NO AI FURBETTI DELL’EDITORIA. Con troppa facilità, infatti, si chiede spesso lo stato di crisi, che tra l’altro, grazie alla legge 416/8, è riconosciuto all’azienda editrice senza l’applicazione dei criteri economico-finanziari previsti per tutti gli altri comparti industriali.

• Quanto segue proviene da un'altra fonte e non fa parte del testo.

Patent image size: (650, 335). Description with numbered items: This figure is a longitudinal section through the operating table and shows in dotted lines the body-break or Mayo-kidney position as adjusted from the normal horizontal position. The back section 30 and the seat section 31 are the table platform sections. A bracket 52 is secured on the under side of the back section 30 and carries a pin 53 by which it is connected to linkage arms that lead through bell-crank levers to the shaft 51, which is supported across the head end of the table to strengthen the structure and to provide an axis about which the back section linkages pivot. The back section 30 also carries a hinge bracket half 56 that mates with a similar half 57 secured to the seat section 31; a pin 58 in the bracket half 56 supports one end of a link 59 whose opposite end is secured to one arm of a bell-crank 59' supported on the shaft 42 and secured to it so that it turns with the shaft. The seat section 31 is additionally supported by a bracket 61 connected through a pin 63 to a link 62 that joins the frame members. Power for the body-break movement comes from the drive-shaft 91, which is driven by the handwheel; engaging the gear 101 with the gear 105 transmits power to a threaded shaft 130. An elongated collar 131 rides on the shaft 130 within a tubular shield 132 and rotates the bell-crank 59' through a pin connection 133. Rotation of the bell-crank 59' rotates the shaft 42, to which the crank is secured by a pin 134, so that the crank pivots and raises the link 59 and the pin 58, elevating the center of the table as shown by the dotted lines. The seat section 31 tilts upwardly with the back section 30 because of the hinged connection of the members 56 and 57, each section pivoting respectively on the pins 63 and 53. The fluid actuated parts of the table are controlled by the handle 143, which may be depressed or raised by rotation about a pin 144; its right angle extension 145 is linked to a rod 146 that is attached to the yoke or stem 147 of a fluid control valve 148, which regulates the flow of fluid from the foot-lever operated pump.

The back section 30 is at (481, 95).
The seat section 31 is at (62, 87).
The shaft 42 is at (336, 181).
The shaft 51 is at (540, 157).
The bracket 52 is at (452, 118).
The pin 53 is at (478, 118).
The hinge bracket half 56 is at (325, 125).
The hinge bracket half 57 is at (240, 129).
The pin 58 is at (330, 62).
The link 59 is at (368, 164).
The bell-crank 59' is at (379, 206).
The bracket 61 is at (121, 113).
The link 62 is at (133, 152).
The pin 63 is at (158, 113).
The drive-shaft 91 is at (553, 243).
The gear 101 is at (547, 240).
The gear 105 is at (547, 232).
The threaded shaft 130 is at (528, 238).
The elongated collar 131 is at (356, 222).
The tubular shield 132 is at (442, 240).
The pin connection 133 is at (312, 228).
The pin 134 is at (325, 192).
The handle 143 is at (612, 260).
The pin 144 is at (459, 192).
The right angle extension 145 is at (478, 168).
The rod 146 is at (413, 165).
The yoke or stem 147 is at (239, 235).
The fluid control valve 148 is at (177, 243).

Insomma no ai furbetti dell’editoria, «che hanno pulsioni di gigantismo o che per curare le loro velleità politiche creano realtà editoriali poco credibili», denuncia Siddi.
IMPORRE DELLE FIDEIUSSIONI DI DUE ANNI. La proposta dell’Fnsi è di arginare questo fenomeno imponendo delle vere e proprie fideiussioni «di almeno due anni per garantire una continuità al progetto messo su senza scaricarlo subito sulle spalle della collettività in caso di fallimento», dice il segretario della Federazione, che sulla rapida chiusura di Sardegna24, il quotidiano diretto da Giovanni Maria Bellu, ex condirettore dell’Unità, lamenta proprio la mancanza di capacità imprenditoriale, «è logico che con 250 mila euro di capitale non si va avanti, siamo stufi di vedere editori improvvisati». Visto il processo di devastazione in corso, «bisogna cautelarsi da chi vende illusioni e fa operazioni pirata».